Has meditation helped you?

Meditation is not a single practice. It's a host of mental exercises. Currently en vogue, mindfulness meditation, or vipassana, aims to improve your understanding of yourself by letting your mind settle and simply observing the present moment in its full extent. This is significantly harder than it sounds, but it has a profound effect on everything else in your life. It presents a mental pattern, acquired through deliberate practice, that applies easily to any situation you can face. Think of meditation like the gym for your mind. You lift weights, your muscles get stronger. You meditate, your mind gets stronger.

When I meditate, I find myself having better focus, more patience, and better mood. I even sleep better. My mind feels like a calm lake, with a clear and smooth surface. When I do not meditate, it feels like a sea in storm. I have a much shorter fuse, I ruminate a lot, and have a very hard time concentrating on anything.

Many consider Mindfulness in Plain English, by Bhante Henepola Gunaratana, to be the best book ever written on the subject for beginners. It does away with the nonsense and explains in very practical terms how to meditate and why.

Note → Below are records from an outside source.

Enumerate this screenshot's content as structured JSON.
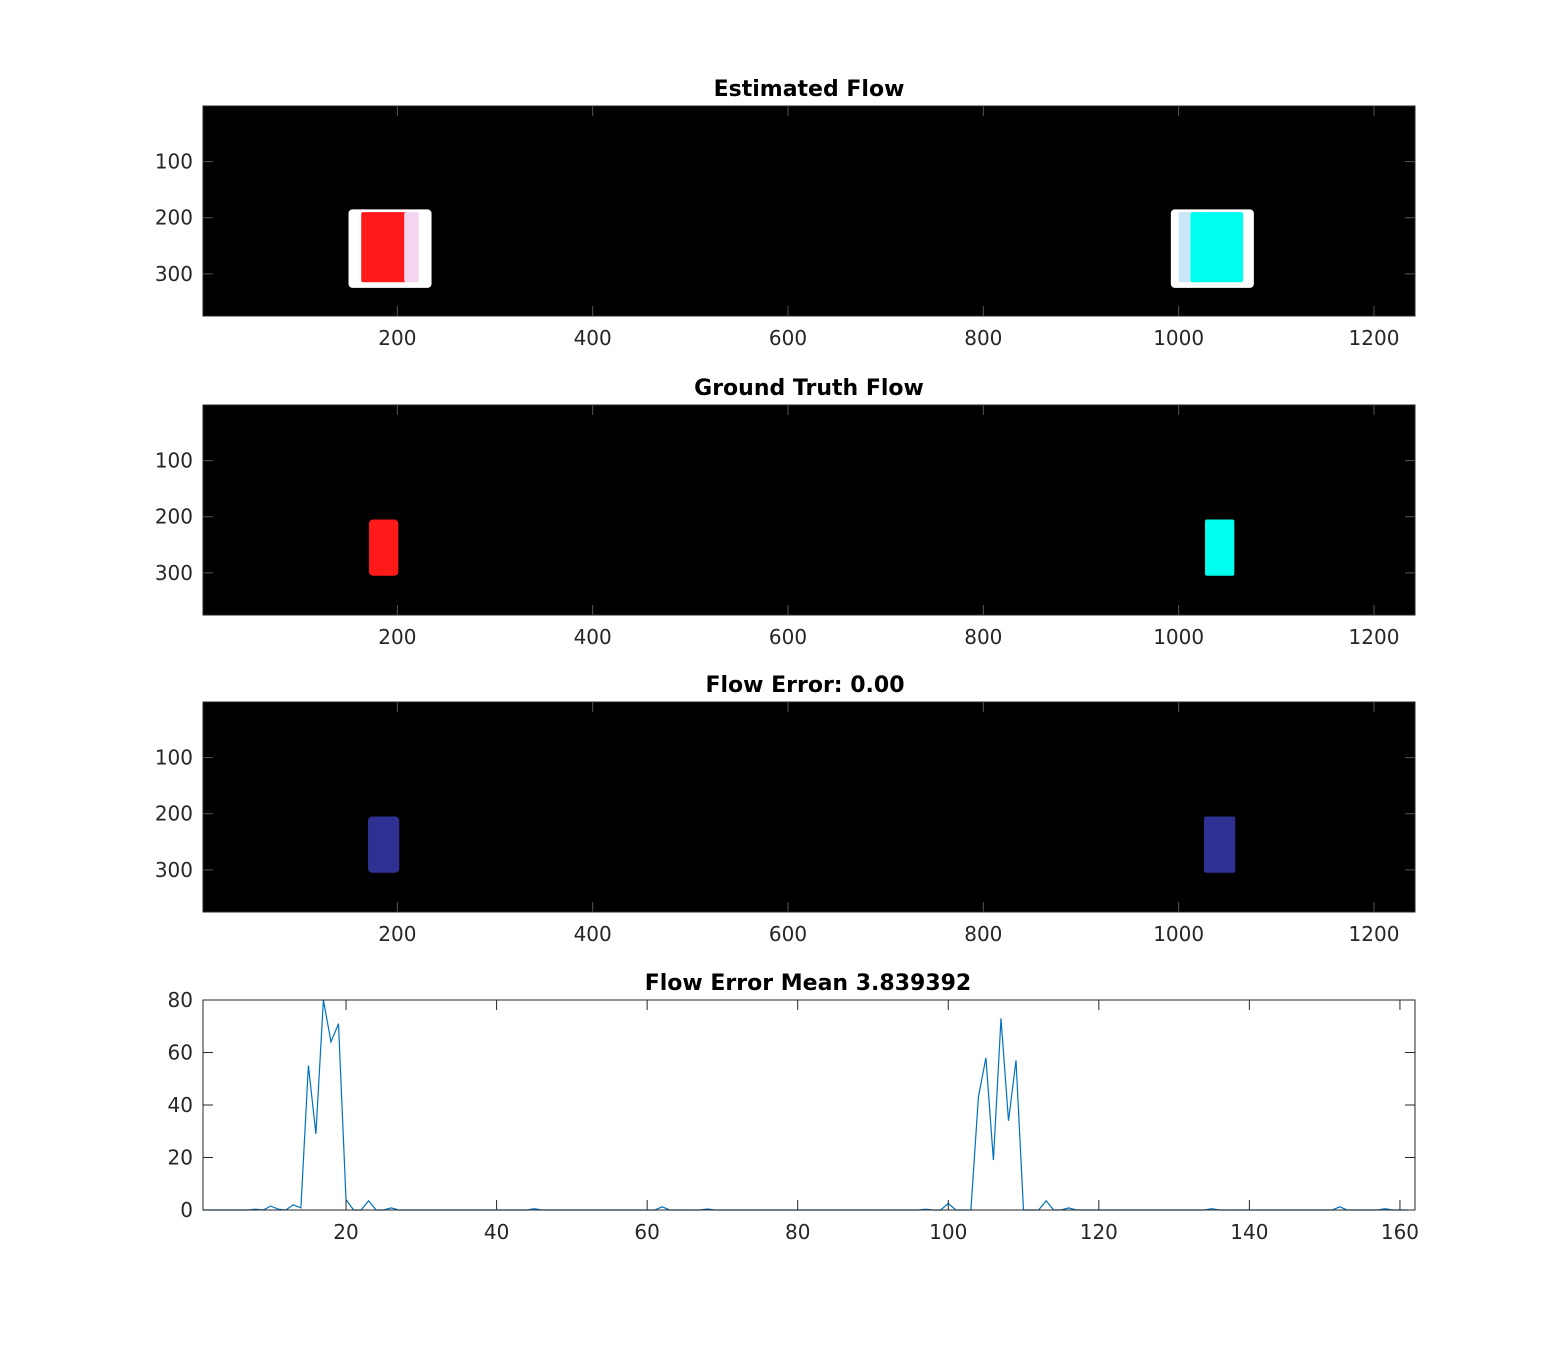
{
  "chart_data": [
    {
      "type": "heatmap",
      "title": "Estimated Flow",
      "x_ticks": [
        200,
        400,
        600,
        800,
        1000,
        1200
      ],
      "y_ticks": [
        100,
        200,
        300
      ],
      "xlim": [
        1,
        1242
      ],
      "ylim": [
        1,
        375
      ],
      "y_reversed": true,
      "background_color": "#000000",
      "regions": [
        {
          "x0": 150,
          "x1": 235,
          "y0": 185,
          "y1": 325,
          "color": "#ffffff"
        },
        {
          "x0": 163,
          "x1": 210,
          "y0": 190,
          "y1": 315,
          "color": "#ff1a1a"
        },
        {
          "x0": 207,
          "x1": 222,
          "y0": 190,
          "y1": 315,
          "color": "#f2d6ef"
        },
        {
          "x0": 992,
          "x1": 1077,
          "y0": 185,
          "y1": 325,
          "color": "#ffffff"
        },
        {
          "x0": 1012,
          "x1": 1066,
          "y0": 190,
          "y1": 315,
          "color": "#00ffee"
        },
        {
          "x0": 1000,
          "x1": 1012,
          "y0": 190,
          "y1": 315,
          "color": "#c9e6f7"
        }
      ]
    },
    {
      "type": "heatmap",
      "title": "Ground Truth Flow",
      "x_ticks": [
        200,
        400,
        600,
        800,
        1000,
        1200
      ],
      "y_ticks": [
        100,
        200,
        300
      ],
      "xlim": [
        1,
        1242
      ],
      "ylim": [
        1,
        375
      ],
      "y_reversed": true,
      "background_color": "#000000",
      "regions": [
        {
          "x0": 171,
          "x1": 201,
          "y0": 205,
          "y1": 305,
          "color": "#ff1a1a"
        },
        {
          "x0": 1027,
          "x1": 1057,
          "y0": 205,
          "y1": 305,
          "color": "#00ffee"
        }
      ]
    },
    {
      "type": "heatmap",
      "title": "Flow Error: 0.00",
      "x_ticks": [
        200,
        400,
        600,
        800,
        1000,
        1200
      ],
      "y_ticks": [
        100,
        200,
        300
      ],
      "xlim": [
        1,
        1242
      ],
      "ylim": [
        1,
        375
      ],
      "y_reversed": true,
      "background_color": "#000000",
      "regions": [
        {
          "x0": 170,
          "x1": 202,
          "y0": 205,
          "y1": 305,
          "color": "#2e3192"
        },
        {
          "x0": 1026,
          "x1": 1058,
          "y0": 205,
          "y1": 305,
          "color": "#2e3192"
        }
      ]
    },
    {
      "type": "line",
      "title": "Flow Error Mean 3.839392",
      "xlim": [
        1,
        162
      ],
      "ylim": [
        0,
        80
      ],
      "x_ticks": [
        20,
        40,
        60,
        80,
        100,
        120,
        140,
        160
      ],
      "y_ticks": [
        0,
        20,
        40,
        60,
        80
      ],
      "line_color": "#0072bd",
      "series": [
        {
          "x": [
            1,
            2,
            3,
            4,
            5,
            6,
            7,
            8,
            9,
            10,
            11,
            12,
            13,
            14,
            15,
            16,
            17,
            18,
            19,
            20,
            21,
            22,
            23,
            24,
            25,
            26,
            27,
            28,
            29,
            30,
            40,
            44,
            45,
            46,
            50,
            55,
            60,
            61,
            62,
            63,
            64,
            66,
            67,
            68,
            69,
            70,
            80,
            90,
            96,
            97,
            98,
            99,
            100,
            101,
            102,
            103,
            104,
            105,
            106,
            107,
            108,
            109,
            110,
            111,
            112,
            113,
            114,
            115,
            116,
            117,
            118,
            119,
            120,
            130,
            134,
            135,
            136,
            140,
            150,
            151,
            152,
            153,
            154,
            155,
            156,
            157,
            158,
            159,
            160,
            161
          ],
          "y": [
            0,
            0,
            0,
            0,
            0,
            0,
            0,
            0.3,
            0,
            1.5,
            0.3,
            0,
            2,
            0.8,
            55,
            29,
            82,
            64,
            71,
            4,
            0,
            0,
            3.5,
            0,
            0,
            0.8,
            0,
            0,
            0,
            0,
            0,
            0,
            0.5,
            0,
            0,
            0,
            0,
            0,
            1.2,
            0,
            0,
            0,
            0,
            0.4,
            0,
            0,
            0,
            0,
            0,
            0.3,
            0,
            0,
            2.5,
            0,
            0,
            0,
            43,
            58,
            19,
            73,
            34,
            57,
            0,
            0,
            0,
            3.5,
            0,
            0,
            0.8,
            0,
            0,
            0,
            0,
            0,
            0,
            0.5,
            0,
            0,
            0,
            0,
            1.2,
            0,
            0,
            0,
            0,
            0,
            0.5,
            0,
            0,
            0
          ]
        }
      ]
    }
  ]
}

As a sidenote, concepts such as "chakra" come from an age where people did not have the science and logic we have today, but wanted to explain things they felt and saw in their body, in particular during practices such as meditation and yoga. They make a whole lot more sense if you view things like "chakra-alignment" through that lens. Thinking in terms of chakra is a self-manipulation technique aimed at manipulating your subconscious through specific mental imagery. Of course, some people will like and identify with the pseudo-mystic nature of it, and it that helps them, then that's okay.